En 2007 et 2008, l’UE a instauré un plan de gestion pour reconstituer le stock d’anguilles et la biomasse de géniteurs, pour réduire la mortalité de 30% en 3 ans et permettre à 40% des géniteurs de s’échapper vers la mer. La dernière mesure incite les pêcheurs à prélever 35% de leur pêche pour l’alevinage. Car si on sait très bien élever les civelles dans des bassins pour obtenir des anguilles, ces dernières ne se reproduisent pas en captivité.

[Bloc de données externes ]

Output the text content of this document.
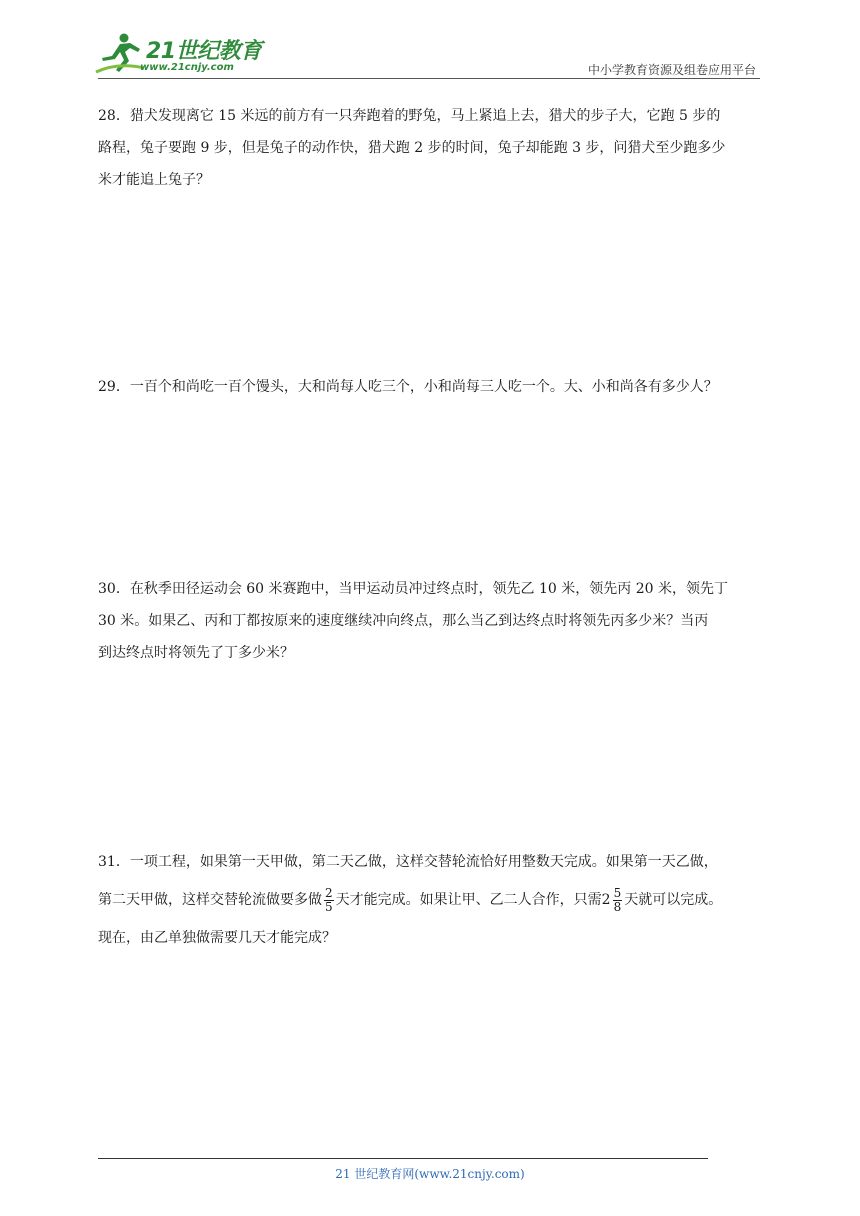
21世纪教育
www.21cnjy.com	中小学教育资源及组卷应用平台
28．猎犬发现离它 15 米远的前方有一只奔跑着的野兔，马上紧追上去，猎犬的步子大，它跑 5 步的
路程，兔子要跑 9 步，但是兔子的动作快，猎犬跑 2 步的时间，兔子却能跑 3 步，问猎犬至少跑多少
米才能追上兔子？
29．一百个和尚吃一百个馒头，大和尚每人吃三个，小和尚每三人吃一个。大、小和尚各有多少人？
30．在秋季田径运动会 60 米赛跑中，当甲运动员冲过终点时，领先乙 10 米，领先丙 20 米，领先丁
30 米。如果乙、丙和丁都按原来的速度继续冲向终点，那么当乙到达终点时将领先丙多少米？当丙
到达终点时将领先了丁多少米？
31．一项工程，如果第一天甲做，第二天乙做，这样交替轮流恰好用整数天完成。如果第一天乙做，
第二天甲做，这样交替轮流做要多做 $\frac{2}{5}$ 天才能完成。如果让甲、乙二人合作，只需$2 \frac{5}{8}$ 天就可以完成。
现在，由乙单独做需要几天才能完成？
21 世纪教育网(www.21cnjy.com)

Il y aurait une solution de bon sens qui consisterait à interdire la pêche en automne lorsque les anguilles matures retournent vers la mer et les Sargasses aussi bien en eau douce qu’en mer. Par conséquent la pêche d’automne des civelles  n’existerait plus, elles ne seraient pêchées qu’à la fin de l’hiver et au début du printemps de février au 15 avril.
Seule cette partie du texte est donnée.